And also fit a scaler and transform the training data.

In [10]:
fold_test = 'test'
fold_train = 'train'
X_train, Y_train, X_val, Y_val = data_generator.get_data_for_training(fold_train)
scaler = Scaler(normalizer=params_model['normalizer'])
scaler.fit(X_train)
X_train = scaler.transform(X_train)
X_val = scaler.transform(X_val)

In [11]:
print(X_train.shape, Y_train.shape, X_val[0].shape, Y_val[0].shape)

(60000, 64, 64) (60000, 10) (10, 64, 64) (10, 10)


<a id="InitModel"></a>
## 4. Initialize model

In [12]:
n_frames_cnn = X_train.shape[1]
n_freq_cnn = X_train.shape[2]
n_classes = Y_train.shape[1]

metrics = ['sed']

model_container = A_CRNN(model=None, model_path=None, n_classes=n_classes, 
                             n_frames_cnn=n_frames_cnn, n_freq_cnn=n_freq_cnn,
                             metrics=metrics)

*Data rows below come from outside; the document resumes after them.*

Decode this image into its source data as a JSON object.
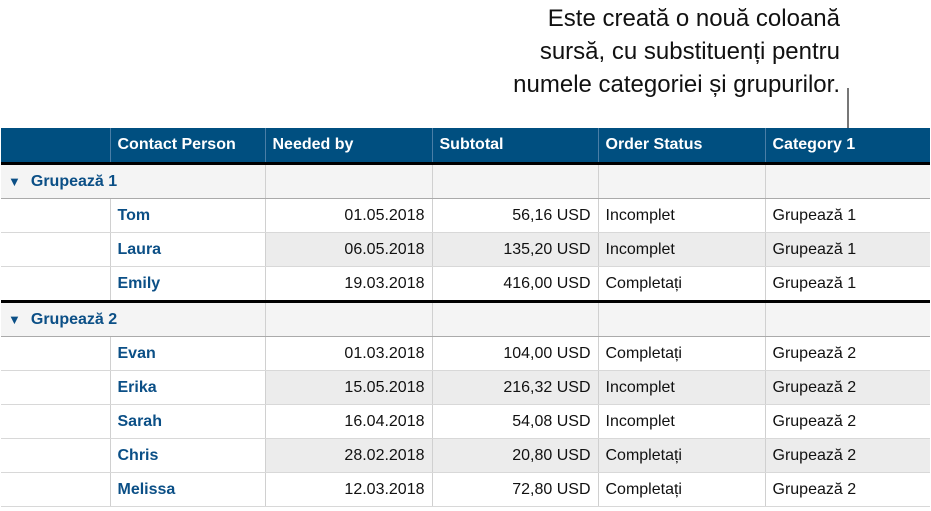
{
  "callout": {
    "lines": [
      "Este creată o nouă coloană",
      "sursă, cu substituenți pentru",
      "numele categoriei și grupurilor."
    ]
  },
  "columns": [
    "",
    "Contact Person",
    "Needed by",
    "Subtotal",
    "Order Status",
    "Category 1"
  ],
  "groups": [
    {
      "label": "Grupează 1",
      "rows": [
        [
          "Tom",
          "01.05.2018",
          "56,16 USD",
          "Incomplet",
          "Grupează 1"
        ],
        [
          "Laura",
          "06.05.2018",
          "135,20 USD",
          "Incomplet",
          "Grupează 1"
        ],
        [
          "Emily",
          "19.03.2018",
          "416,00 USD",
          "Completați",
          "Grupează 1"
        ]
      ]
    },
    {
      "label": "Grupează 2",
      "rows": [
        [
          "Evan",
          "01.03.2018",
          "104,00 USD",
          "Completați",
          "Grupează 2"
        ],
        [
          "Erika",
          "15.05.2018",
          "216,32 USD",
          "Incomplet",
          "Grupează 2"
        ],
        [
          "Sarah",
          "16.04.2018",
          "54,08 USD",
          "Incomplet",
          "Grupează 2"
        ],
        [
          "Chris",
          "28.02.2018",
          "20,80 USD",
          "Completați",
          "Grupează 2"
        ],
        [
          "Melissa",
          "12.03.2018",
          "72,80 USD",
          "Completați",
          "Grupează 2"
        ]
      ]
    }
  ],
  "colors": {
    "header": "#004f80",
    "name": "#0b4f86"
  },
  "icons": {
    "group_toggle": "triangle-down-icon"
  }
}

model_container.model.summary()

_________________________________________________________________
Layer (type)                 Output Shape              Param #   
input_1 (InputLayer)         (None, 64, 64)            0         
_________________________________________________________________
lambda_1 (Lambda)            (None, 64, 64, 1)         0         
_________________________________________________________________
conv2d_1 (Conv2D)            (None, 60, 60, 64)        1664      
_________________________________________________________________
max_pooling2d_1 (MaxPooling2 (None, 30, 30, 64)        0         
_________________________________________________________________
batch_normalization_1 (Batch (None, 30, 30, 64)        256       
_________________________________________________________________
conv2d_2 (Conv2D)            (None, 26, 26, 64)        102464    
_________________________________________________________________
max_pooling2d_2 (MaxPooling2 (None, 13, 13, 64)        0         
__________

<a id="TrainModel"></a>
## 5. Train model

In [None]:
exp_folder = './'

# Replacing default training parameters by paper parameters
params_train["epochs"]=300
params_train["early_stopping"]=50
params_train["batch_size"] = 32

kwargs = {'label_list': dataset.label_list}
model_container.train(X_train, Y_train, X_val, Y_val, weights_path=exp_folder, **params_train, **kwargs)

Epoch 1/300
F1 = 0.3352, ER = 2.6273 - Best val F1: 0.3352
                  (IMPROVEMENT, saving)

Epoch 2/300
F1 = 0.3101, ER = 3.2438 - Best val F1: 0.3352 (0)

Epoch 3/300
F1 = 0.3569, ER = 2.6834 - Best val F1: 0.3569
                  (IMPROVEMENT, saving)

Epoch 4/300

<a id="EvaluateModel"></a>
## 6. Evaluate Model

In [None]:
# Load best_weights
model_container.load_model_weights(exp_folder)
# Test model
X_test, Y_test = data_generator.get_data_for_testing(fold_test)
X_test = scaler.transform(X_test)
print(np.amin(X_test), np.amax(X_test))
kwargs = {'sequence_time_sec': params_features['sequence_hop_time'],
          'metric_resolution_sec': 1.0,
          'label_list': dataset.label_list}
results = model_container.evaluate(X_test, Y_test, **kwargs)

print(results['sed'])